A família de um homem de 79 anos, residente em Godim, falecido por volta das 16 horas de Sexta-feira, no Centro Hospitalar de Trás-os- -Montes e Alto Douro, CHTAD, criticou esta unidade, por alegada negligência e falta de acompanhamento. As queixas centram-se no facto de o idoso ter tido alta no dia seguinte ao internamento e, depois, voltar aos Serviços de Urgência, passadas poucas horas, onde viria a falecer. Ao mesmo tempo, contestam o facto de, na primeira vez que esteve no CHTAD, “terem enviado o paciente, para casa, apenas com uma fralda”.

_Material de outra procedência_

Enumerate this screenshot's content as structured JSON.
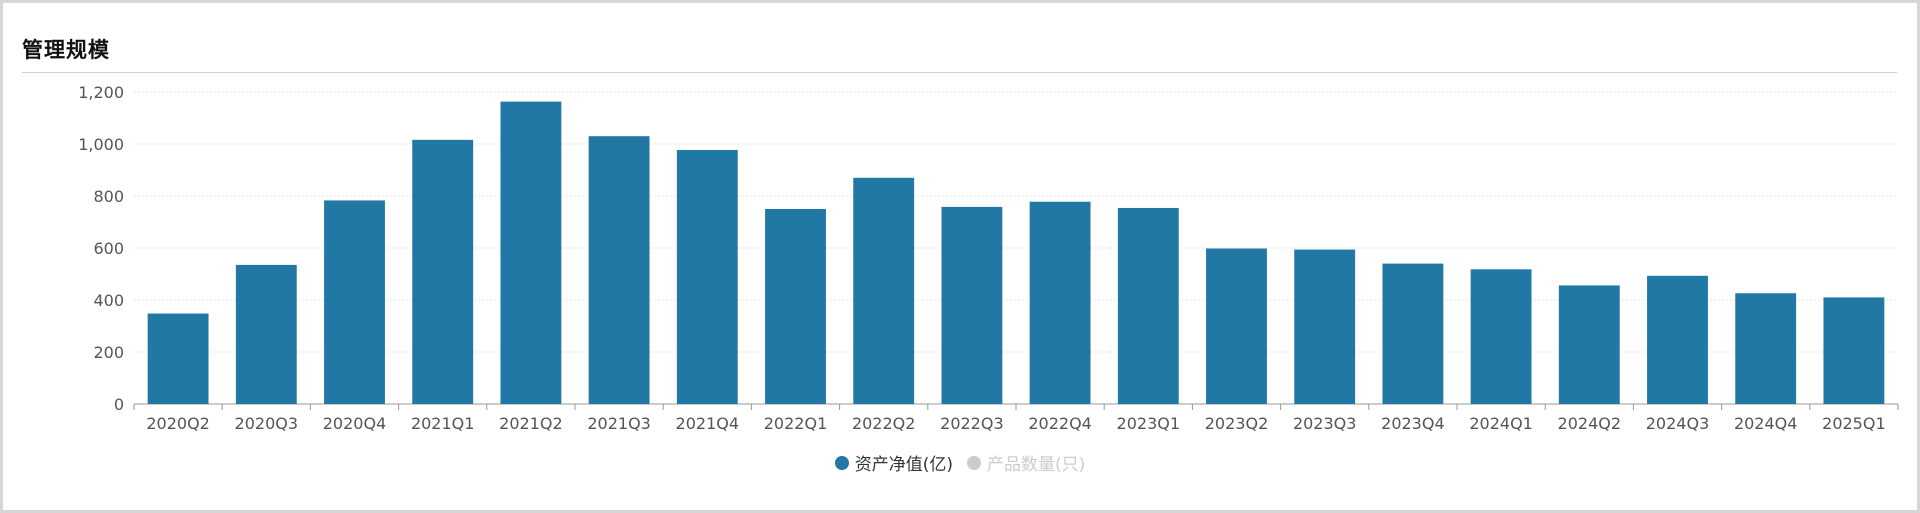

José Carvalho, taxista de Godim, foi quem fez o transporte de Manuel Pinto, de Vila Real para a Régua, na manhã de Sexta-feira. Estava revoltado, com o sucedido: “É incrível o que aconteceu. Como é possível deixarem vir um homem embora, de aspecto cadavérico e sem roupa? Por mim, ele deveria ter ficado lá”.
Foi Maria Julieta, a sua esposa, quem notou que o seu marido piorara, na Sexta-feira. “Ainda esteve em sua casa, até por volta das 14 horas, mas, depois, como tinha já a boca pegada e não comia nada, chamei, novamente, os Bombeiros da Régua. Entrou nas urgências do Centro Hospitalar de Trás-os–Montes e Alto Douro, onde acabou por morrer, passadas poucas horas. Estou revoltada. Primeiro, porque se ele tem ficado no hospital, da primeira vez, se calhar hoje estava vivo. Depois, mandarem o meu homem embora, sem uma peça de roupa….nem uma bata….é desprezo” – lamentou-se Julieta Carvalho.
A possibilidade de uma queixa junto do Hospital não está posta de parte.
O Centro Hospitalar de Trás-os-Montes e Alto Douro ainda não sabe o que se passou, mas já está “a averiguar o que sucedeu, com o doente ali falecido”.
Manuel Pinto tinha sete filhos. Seis trabalham na Bélgica. Um deles é agente da PSP, nos Açores.